María Ángeles Fernández toma el bastón de mando como Agueda Mayor 2018 de manos del acalde de León, Antonio Silván, asumiendo los 'poderes' de la capital y reivindicando una igualdad de género prioritaria

María Ángeles Fernández 'toma los poderes' del alcalde Antonio Silván. / Inés Santos
N. BARRIO León

Por las mujeres silenciosas y silenciadas, aquellas que con su trabajo constante contribuyen a la igualdad. Las que están lejos de los focos, las madres, las amigas... las mujeres. Con su recuerdo presente, el salón de plenos del viejo Ayuntamiento de San Marcelo ha sido el escenario del nombramiento de la Águeda Mayor 2018, cargo que ahora ostenta María Ángeles Fernández.

Recibiendo el bastón de mando de manos del alcalde de León, Antonio Silván, María Ángeles quiso mandar un recuerdo a todas las mujeres y no dejó pasar la oportunidad para recordar al alcalde las necesidades de la ciudad, que pasan por cuidar sus tradiciones, mejorar sus calles o sacar partido a la Capital Gastronómica.

La concejala de Servicios Sociales Aurora Baza fue nombrada Águeda de Honor, momento en el que la edil aseguró «no merecer el honor», al tiempo que recordó la labor callada de las águedas en pro de la igualdad.

Con un salón lleno de águedas vestidas con los atuendos tradicionales tuvo lugar el traspaso de poderes, en un día simbólico en el que recordar que el mando debe ser compartido entre géneros.

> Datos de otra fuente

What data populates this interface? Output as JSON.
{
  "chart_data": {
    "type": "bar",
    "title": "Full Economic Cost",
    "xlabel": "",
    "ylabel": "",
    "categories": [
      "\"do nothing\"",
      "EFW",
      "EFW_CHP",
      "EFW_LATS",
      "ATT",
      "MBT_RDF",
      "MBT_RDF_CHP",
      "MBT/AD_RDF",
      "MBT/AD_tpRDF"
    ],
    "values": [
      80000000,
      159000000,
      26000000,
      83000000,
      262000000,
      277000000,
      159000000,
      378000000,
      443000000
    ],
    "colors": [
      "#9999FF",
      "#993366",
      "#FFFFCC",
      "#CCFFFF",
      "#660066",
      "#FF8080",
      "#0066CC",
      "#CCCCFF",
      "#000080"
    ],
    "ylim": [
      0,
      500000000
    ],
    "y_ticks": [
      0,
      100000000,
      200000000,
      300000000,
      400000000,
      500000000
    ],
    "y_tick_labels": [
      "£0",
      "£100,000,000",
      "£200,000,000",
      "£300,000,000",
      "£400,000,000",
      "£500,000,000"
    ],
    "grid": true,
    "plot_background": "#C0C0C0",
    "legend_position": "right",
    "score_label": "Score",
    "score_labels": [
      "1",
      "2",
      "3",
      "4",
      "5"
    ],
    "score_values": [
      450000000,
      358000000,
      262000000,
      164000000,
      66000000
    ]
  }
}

Una mártir en tiempos de Decio

Santa Águeda o Ágata, celebrada el 5 de febrero, recuerda la vida de una joven y bella noble nacida en Palermo, siendo emperador Decio y presidente de Sicilia, Quinciano. En aquel tiempo se promulgó un edicto obligando a los cristianos a sacrificar a los dioses y Águeda fue llevada ante Quinciano quien, prendado de ella, quiso rendirla entregándola a la vieja Frodisia y a sus cinco hijas, que conseguirían obrar en ella un rápido cambio de opinión.

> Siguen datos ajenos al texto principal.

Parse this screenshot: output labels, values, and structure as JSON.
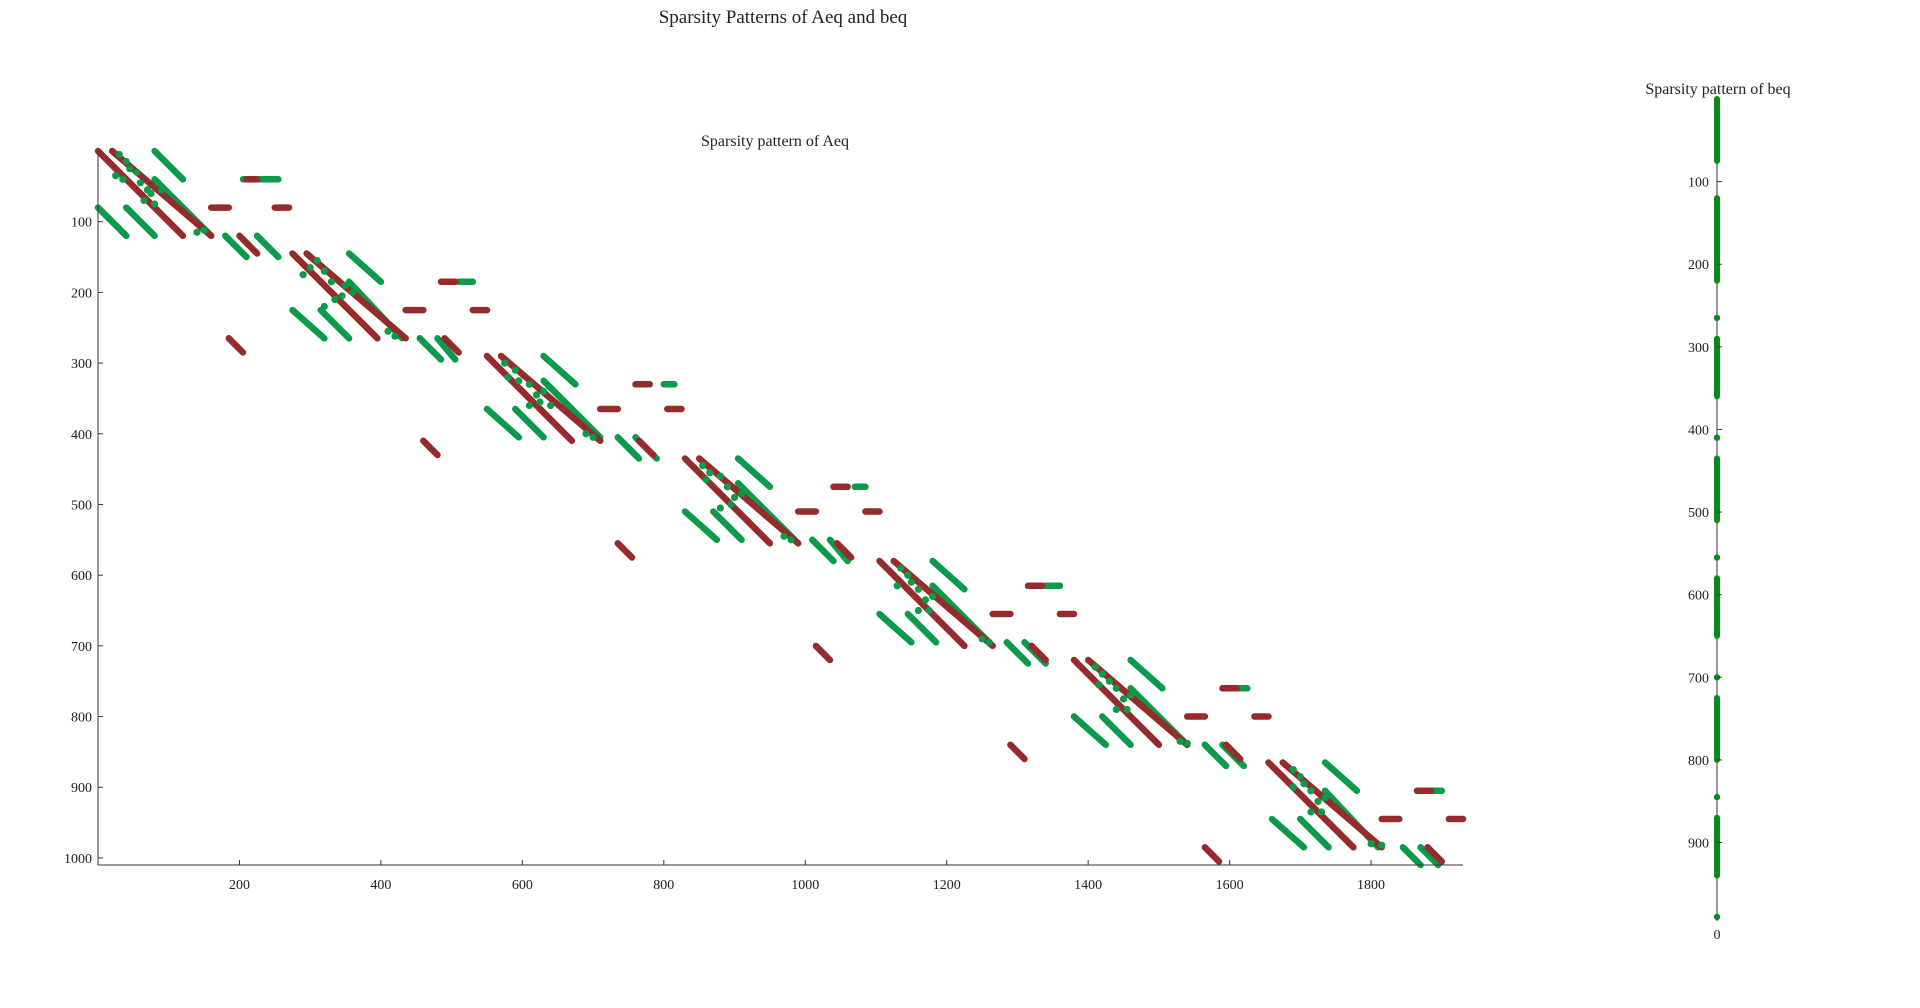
{
  "figure": {
    "title": "Sparsity Patterns of Aeq and beq"
  },
  "chart_data": [
    {
      "type": "scatter",
      "title": "Sparsity pattern of Aeq",
      "xlabel": "",
      "ylabel": "",
      "xlim": [
        0,
        1930
      ],
      "ylim": [
        1010,
        0
      ],
      "y_inverted": true,
      "xticks": [
        200,
        400,
        600,
        800,
        1000,
        1200,
        1400,
        1600,
        1800
      ],
      "yticks": [
        100,
        200,
        300,
        400,
        500,
        600,
        700,
        800,
        900,
        1000
      ],
      "grid": false,
      "colors": {
        "green": "#0a9a4a",
        "red": "#962b2b"
      },
      "segments": {
        "green": [
          [
            0,
            80,
            40,
            120
          ],
          [
            40,
            80,
            80,
            120
          ],
          [
            80,
            40,
            160,
            120
          ],
          [
            80,
            0,
            120,
            40
          ],
          [
            180,
            120,
            210,
            150
          ],
          [
            225,
            120,
            255,
            150
          ],
          [
            275,
            225,
            320,
            265
          ],
          [
            315,
            225,
            355,
            265
          ],
          [
            355,
            185,
            430,
            265
          ],
          [
            355,
            145,
            400,
            185
          ],
          [
            455,
            265,
            485,
            295
          ],
          [
            480,
            265,
            505,
            295
          ],
          [
            550,
            365,
            595,
            405
          ],
          [
            590,
            365,
            630,
            405
          ],
          [
            630,
            325,
            710,
            405
          ],
          [
            630,
            290,
            675,
            330
          ],
          [
            735,
            405,
            765,
            435
          ],
          [
            760,
            405,
            790,
            435
          ],
          [
            830,
            510,
            875,
            550
          ],
          [
            870,
            510,
            910,
            550
          ],
          [
            905,
            470,
            985,
            550
          ],
          [
            905,
            435,
            950,
            475
          ],
          [
            1010,
            550,
            1040,
            580
          ],
          [
            1035,
            550,
            1060,
            580
          ],
          [
            1105,
            655,
            1150,
            695
          ],
          [
            1145,
            655,
            1185,
            695
          ],
          [
            1180,
            615,
            1260,
            695
          ],
          [
            1180,
            580,
            1225,
            620
          ],
          [
            1285,
            695,
            1315,
            725
          ],
          [
            1310,
            695,
            1340,
            725
          ],
          [
            1380,
            800,
            1425,
            840
          ],
          [
            1420,
            800,
            1460,
            840
          ],
          [
            1460,
            760,
            1540,
            840
          ],
          [
            1460,
            720,
            1505,
            760
          ],
          [
            1565,
            840,
            1595,
            870
          ],
          [
            1590,
            840,
            1620,
            870
          ],
          [
            1660,
            945,
            1705,
            985
          ],
          [
            1700,
            945,
            1740,
            985
          ],
          [
            1735,
            905,
            1810,
            985
          ],
          [
            1735,
            865,
            1780,
            905
          ],
          [
            1845,
            985,
            1870,
            1010
          ],
          [
            1870,
            985,
            1895,
            1010
          ],
          [
            205,
            40,
            255,
            40
          ],
          [
            510,
            185,
            530,
            185
          ],
          [
            800,
            330,
            815,
            330
          ],
          [
            1070,
            475,
            1085,
            475
          ],
          [
            1340,
            615,
            1360,
            615
          ],
          [
            1610,
            760,
            1625,
            760
          ],
          [
            1885,
            905,
            1900,
            905
          ]
        ],
        "red": [
          [
            0,
            0,
            120,
            120
          ],
          [
            20,
            0,
            160,
            120
          ],
          [
            160,
            80,
            185,
            80
          ],
          [
            210,
            40,
            225,
            40
          ],
          [
            250,
            80,
            270,
            80
          ],
          [
            200,
            120,
            225,
            145
          ],
          [
            185,
            265,
            205,
            285
          ],
          [
            275,
            145,
            395,
            265
          ],
          [
            295,
            145,
            435,
            265
          ],
          [
            435,
            225,
            460,
            225
          ],
          [
            485,
            185,
            505,
            185
          ],
          [
            530,
            225,
            550,
            225
          ],
          [
            490,
            265,
            510,
            285
          ],
          [
            460,
            410,
            480,
            430
          ],
          [
            550,
            290,
            670,
            410
          ],
          [
            570,
            290,
            710,
            410
          ],
          [
            710,
            365,
            735,
            365
          ],
          [
            760,
            330,
            780,
            330
          ],
          [
            805,
            365,
            825,
            365
          ],
          [
            765,
            410,
            785,
            430
          ],
          [
            735,
            555,
            755,
            575
          ],
          [
            830,
            435,
            950,
            555
          ],
          [
            850,
            435,
            990,
            555
          ],
          [
            990,
            510,
            1015,
            510
          ],
          [
            1040,
            475,
            1060,
            475
          ],
          [
            1085,
            510,
            1105,
            510
          ],
          [
            1045,
            555,
            1065,
            575
          ],
          [
            1015,
            700,
            1035,
            720
          ],
          [
            1105,
            580,
            1225,
            700
          ],
          [
            1125,
            580,
            1265,
            700
          ],
          [
            1265,
            655,
            1290,
            655
          ],
          [
            1315,
            615,
            1335,
            615
          ],
          [
            1360,
            655,
            1380,
            655
          ],
          [
            1320,
            700,
            1340,
            720
          ],
          [
            1290,
            840,
            1310,
            860
          ],
          [
            1380,
            720,
            1500,
            840
          ],
          [
            1400,
            720,
            1540,
            840
          ],
          [
            1540,
            800,
            1565,
            800
          ],
          [
            1590,
            760,
            1610,
            760
          ],
          [
            1635,
            800,
            1655,
            800
          ],
          [
            1595,
            840,
            1615,
            860
          ],
          [
            1565,
            985,
            1585,
            1005
          ],
          [
            1655,
            865,
            1775,
            985
          ],
          [
            1675,
            865,
            1815,
            985
          ],
          [
            1815,
            945,
            1840,
            945
          ],
          [
            1865,
            905,
            1885,
            905
          ],
          [
            1910,
            945,
            1930,
            945
          ],
          [
            1880,
            985,
            1900,
            1005
          ]
        ]
      },
      "blobs": {
        "green": [
          [
            30,
            5
          ],
          [
            40,
            15
          ],
          [
            45,
            25
          ],
          [
            25,
            35
          ],
          [
            35,
            40
          ],
          [
            55,
            30
          ],
          [
            60,
            45
          ],
          [
            70,
            55
          ],
          [
            75,
            60
          ],
          [
            85,
            45
          ],
          [
            90,
            55
          ],
          [
            65,
            70
          ],
          [
            80,
            75
          ],
          [
            140,
            115
          ],
          [
            150,
            112
          ],
          [
            300,
            165
          ],
          [
            310,
            155
          ],
          [
            290,
            175
          ],
          [
            320,
            170
          ],
          [
            330,
            185
          ],
          [
            350,
            190
          ],
          [
            345,
            205
          ],
          [
            360,
            200
          ],
          [
            335,
            210
          ],
          [
            320,
            220
          ],
          [
            410,
            255
          ],
          [
            420,
            262
          ],
          [
            575,
            300
          ],
          [
            590,
            310
          ],
          [
            595,
            325
          ],
          [
            580,
            320
          ],
          [
            610,
            330
          ],
          [
            620,
            345
          ],
          [
            630,
            340
          ],
          [
            625,
            355
          ],
          [
            640,
            360
          ],
          [
            610,
            360
          ],
          [
            690,
            400
          ],
          [
            700,
            405
          ],
          [
            855,
            445
          ],
          [
            865,
            455
          ],
          [
            880,
            460
          ],
          [
            860,
            465
          ],
          [
            890,
            475
          ],
          [
            900,
            490
          ],
          [
            910,
            485
          ],
          [
            895,
            500
          ],
          [
            880,
            505
          ],
          [
            970,
            545
          ],
          [
            980,
            550
          ],
          [
            1135,
            590
          ],
          [
            1145,
            600
          ],
          [
            1150,
            610
          ],
          [
            1130,
            615
          ],
          [
            1160,
            620
          ],
          [
            1170,
            635
          ],
          [
            1180,
            630
          ],
          [
            1175,
            650
          ],
          [
            1160,
            650
          ],
          [
            1250,
            690
          ],
          [
            1260,
            695
          ],
          [
            1410,
            730
          ],
          [
            1420,
            740
          ],
          [
            1430,
            750
          ],
          [
            1415,
            755
          ],
          [
            1440,
            760
          ],
          [
            1450,
            775
          ],
          [
            1460,
            770
          ],
          [
            1455,
            790
          ],
          [
            1440,
            790
          ],
          [
            1530,
            835
          ],
          [
            1540,
            838
          ],
          [
            1690,
            875
          ],
          [
            1700,
            885
          ],
          [
            1705,
            895
          ],
          [
            1690,
            900
          ],
          [
            1715,
            905
          ],
          [
            1725,
            920
          ],
          [
            1735,
            915
          ],
          [
            1730,
            935
          ],
          [
            1715,
            935
          ],
          [
            1800,
            980
          ],
          [
            1815,
            982
          ]
        ]
      }
    },
    {
      "type": "scatter",
      "title": "Sparsity pattern of beq",
      "xlabel": "",
      "ylabel": "",
      "xlim": [
        -1,
        1
      ],
      "ylim": [
        995,
        0
      ],
      "y_inverted": true,
      "xticks": [
        0
      ],
      "yticks": [
        100,
        200,
        300,
        400,
        500,
        600,
        700,
        800,
        900
      ],
      "grid": false,
      "color": "#0a8a1e",
      "runs": [
        [
          0,
          75
        ],
        [
          120,
          220
        ],
        [
          265,
          265
        ],
        [
          290,
          360
        ],
        [
          410,
          410
        ],
        [
          435,
          510
        ],
        [
          555,
          555
        ],
        [
          580,
          650
        ],
        [
          700,
          700
        ],
        [
          725,
          800
        ],
        [
          845,
          845
        ],
        [
          870,
          940
        ],
        [
          990,
          990
        ]
      ]
    }
  ]
}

Tras el paso del tiempo, Águeda, que persistía en su postura, fue llevada de nuevo ante Quinciano quien, viendo a la joven firme en sus convicciones, mandó cortarle un pecho a cercén y encarcelarla sin permitir que médico ninguno la atendiese y sin comer ni beber nada. Desde antiguo se representa a la santa con los pechos cortados sobre una bandeja en la mano izquierda y en la derecha la palma, atributo y símbolo de la pureza y del martirio. Así Santa Águeda, con sus pechos cercenados, se convirtió en “abogada de las enfermedades de las mamas y por ende de las virtudes del recato y la feminidad que éstas encarnan”.